Subject: File No. S7-18-21
From: FJ

December 16, 2021

I appreciate the SEC giving me, a retail investor, the opportunity to comment on the proposed rule.

The market seems to be, by design, as convoluted as possible to anyone: not directly building trading systems such as latency arbitrage, ATS etc. Anyone who does not work for a Financial investment firm or for one of the many SRO (FINRA, DTC, CTFC). It also seems, again by design, that the rules are convoluted as to aid them in essentially robbing everyday investors. All under the guise of creating liquidity, best price discovery, no fee trading etc.
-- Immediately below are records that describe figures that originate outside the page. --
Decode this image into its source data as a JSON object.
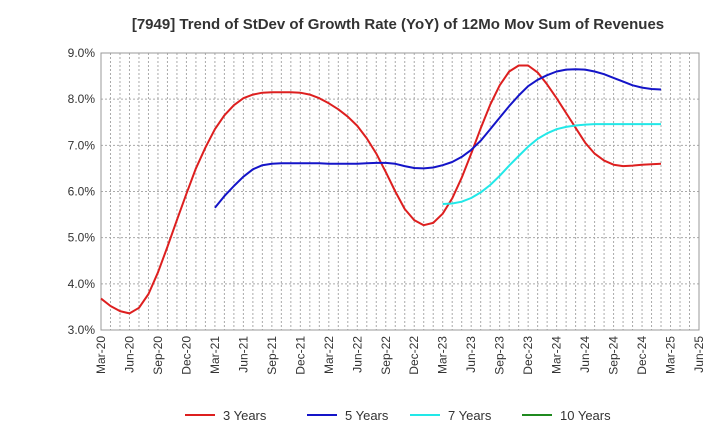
{
  "chart_data": {
    "type": "line",
    "title": "[7949]  Trend of StDev of Growth Rate (YoY) of 12Mo Mov Sum of Revenues",
    "xlabel": "",
    "ylabel": "",
    "ylim": [
      3.0,
      9.0
    ],
    "yticks": [
      3.0,
      4.0,
      5.0,
      6.0,
      7.0,
      8.0,
      9.0
    ],
    "ytick_labels": [
      "3.0%",
      "4.0%",
      "5.0%",
      "6.0%",
      "7.0%",
      "8.0%",
      "9.0%"
    ],
    "x_ticks": [
      "Mar-20",
      "Jun-20",
      "Sep-20",
      "Dec-20",
      "Mar-21",
      "Jun-21",
      "Sep-21",
      "Dec-21",
      "Mar-22",
      "Jun-22",
      "Sep-22",
      "Dec-22",
      "Mar-23",
      "Jun-23",
      "Sep-23",
      "Dec-23",
      "Mar-24",
      "Jun-24",
      "Sep-24",
      "Dec-24",
      "Mar-25",
      "Jun-25"
    ],
    "grid": true,
    "legend_position": "bottom",
    "series": [
      {
        "name": "3 Years",
        "color": "#dd1f1f",
        "start_index": 0,
        "values": [
          3.68,
          3.52,
          3.41,
          3.36,
          3.48,
          3.78,
          4.25,
          4.8,
          5.38,
          5.95,
          6.5,
          6.95,
          7.35,
          7.65,
          7.87,
          8.02,
          8.1,
          8.14,
          8.15,
          8.15,
          8.15,
          8.14,
          8.1,
          8.02,
          7.91,
          7.78,
          7.62,
          7.42,
          7.15,
          6.82,
          6.42,
          6.0,
          5.62,
          5.38,
          5.27,
          5.32,
          5.52,
          5.85,
          6.3,
          6.82,
          7.37,
          7.88,
          8.3,
          8.6,
          8.73,
          8.73,
          8.58,
          8.32,
          8.02,
          7.7,
          7.38,
          7.06,
          6.82,
          6.67,
          6.58,
          6.55,
          6.56,
          6.58,
          6.59,
          6.6
        ]
      },
      {
        "name": "5 Years",
        "color": "#1414c8",
        "start_index": 12,
        "values": [
          5.65,
          5.9,
          6.12,
          6.32,
          6.48,
          6.57,
          6.6,
          6.61,
          6.61,
          6.61,
          6.61,
          6.61,
          6.6,
          6.6,
          6.6,
          6.6,
          6.61,
          6.62,
          6.62,
          6.6,
          6.55,
          6.51,
          6.5,
          6.52,
          6.57,
          6.64,
          6.75,
          6.9,
          7.1,
          7.35,
          7.6,
          7.85,
          8.08,
          8.28,
          8.42,
          8.52,
          8.6,
          8.64,
          8.65,
          8.64,
          8.6,
          8.54,
          8.46,
          8.38,
          8.3,
          8.25,
          8.22,
          8.21
        ]
      },
      {
        "name": "7 Years",
        "color": "#22e8e8",
        "start_index": 36,
        "values": [
          5.73,
          5.74,
          5.78,
          5.86,
          5.98,
          6.14,
          6.34,
          6.56,
          6.77,
          6.97,
          7.14,
          7.26,
          7.35,
          7.4,
          7.43,
          7.45,
          7.46,
          7.46,
          7.46,
          7.46,
          7.46,
          7.46,
          7.46,
          7.46
        ]
      },
      {
        "name": "10 Years",
        "color": "#1f8a1f",
        "start_index": 0,
        "values": []
      }
    ]
  }
}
Today, speaker of the United States House of Representative said that \" we are a free market economy...\" Well it sure does not feel that way. Retail traders are subject to brokers removing their ability to sell securities, buy securities. Retail traders are subject to broker who lend their cash account shares out to short sellers who then use those same shares to short the stock, thus negatively affecting retailers investments. Retail traders are subject to SRO who do not enforce the market on retail behalf but on the behalf of their members who they later go to work for. The SEC is the only link between the private market of investing and a mere of hope of sound regulation that will put bad actors in check.
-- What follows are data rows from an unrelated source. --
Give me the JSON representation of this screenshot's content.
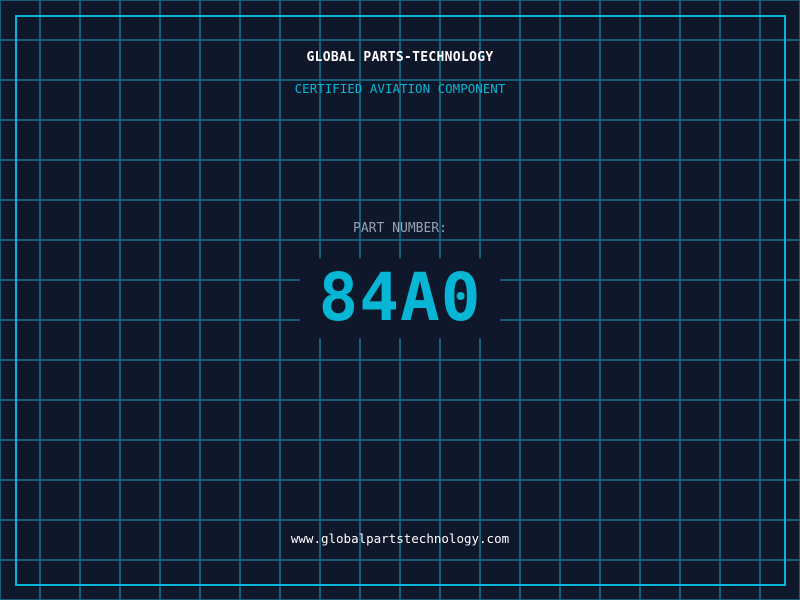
{
  "brand": "GLOBAL PARTS-TECHNOLOGY",
  "subtitle": "CERTIFIED AVIATION COMPONENT",
  "part_label": "PART NUMBER:",
  "part_number": "84A0",
  "url": "www.globalpartstechnology.com",
  "colors": {
    "accent": "#06b6d4",
    "background": "#0f172a",
    "grid": "#155e75"
  }
}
Retail traders are well in need of firm regulations to improve their morale in respect to the US trading markets. The SEC should impose reforms such as:

- Releasing name of WHO is borrowing and lending shares. a change from only releasing the company name of which the shares are borrowed and lended from.
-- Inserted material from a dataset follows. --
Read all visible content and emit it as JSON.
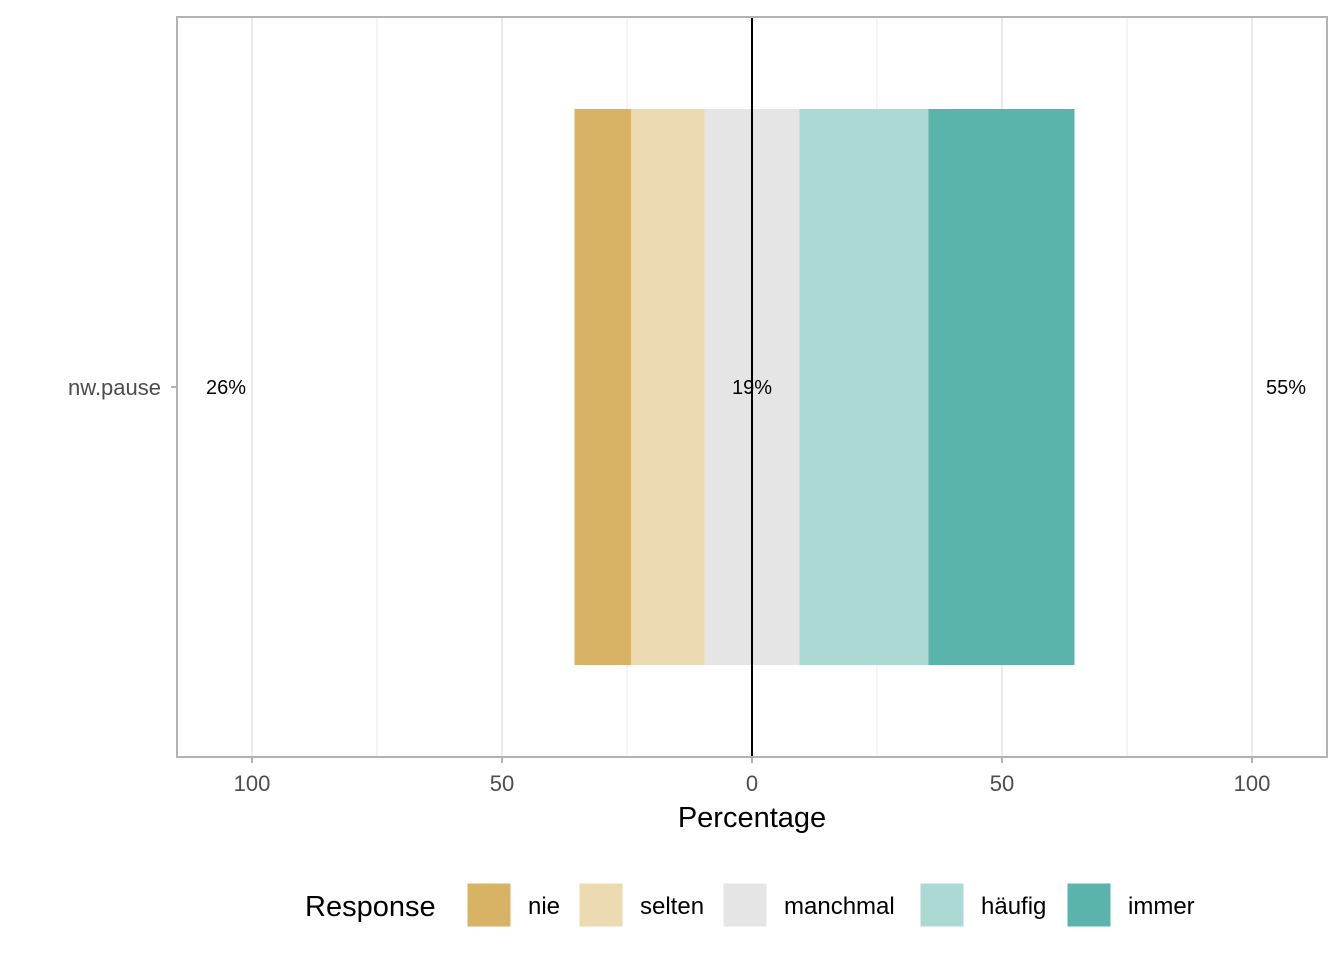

- Explicitly notify retail traders when their shares are being lent out and to whom.

- Share all revenue gained from lent Retail shares.

- Eliminate Onward lending

- Have an imposed due date for every loaned share.

Finally, it seems likely that Proposed Rule will increase cost and reporting burden of borrowing stock for any reason (cover short sales, close fail-to-deliver, access voting rights, etc.). Unintended consequence may be to tilt brokers cost/benefit analysis in favor of fails.